ABR128. LA HIJA DEL COMISARIO, de Oscar Rodríguez
Aparqué mi dos caballos junto al puente levadizo del reconvertido parador y blandiendo mi espada me encaminé a su encuentro. Mientras caminaba por un angosto pasillo flanqueado por oscuros caballeros y pulcras damas, me percaté de una mirada inquisidora, de su enfado por mi tardanza. Cuando llegue a su altura, señaló a una deslucida doncella.
Llevamos demasiado tiempo esperándote, y creo que tras tu desafortunada huida, es hora de que te adjudiques esta batalla, querido Alonso.
Escoltado por la policía, exterioricé: En realidad Don Lorenzo, estoy aquí, vestido de semejante guisa, ya que me ha sido imposible escapar de ellos y de su influencia.
Mediante una suave palmada en mi espalda, me poso al lado de su hija, la cual sollozaba al creerse abandonada, e indico al clérigo que comenzase.

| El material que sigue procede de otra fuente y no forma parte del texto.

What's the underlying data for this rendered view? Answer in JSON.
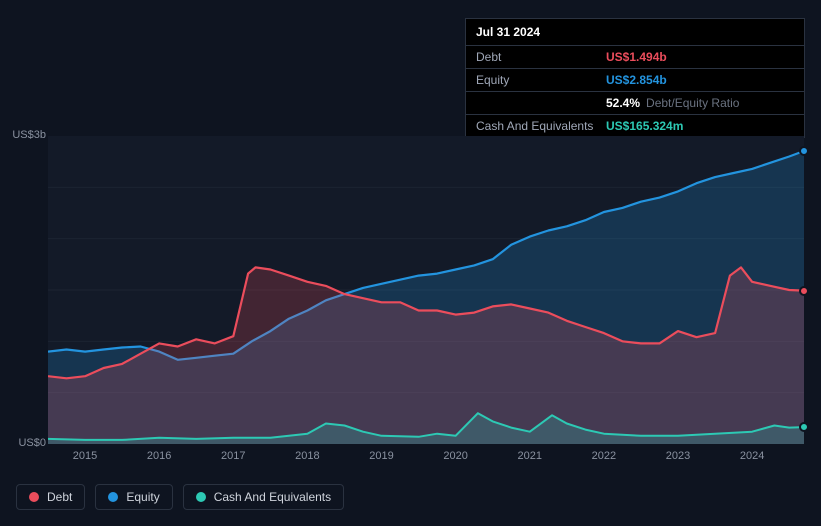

Después de reverencias, bailes y viandas, dimos por concluida nuestra boda medieval. Al salir del parador, disfrazados en el asiento trasero del llamativo vehículo, Don Lorenzo dialogaba amistosamente con sus compinches uniformados. Fue entonces cuando mi alma de caballero penetró por el tubo de escape, acarició el vientre de mi particular Dulcinea y decidió que jamás volvería a cabalgar entre molinos de viento.
Creo que no lo entendí bien, Oscar. El final se me escapa.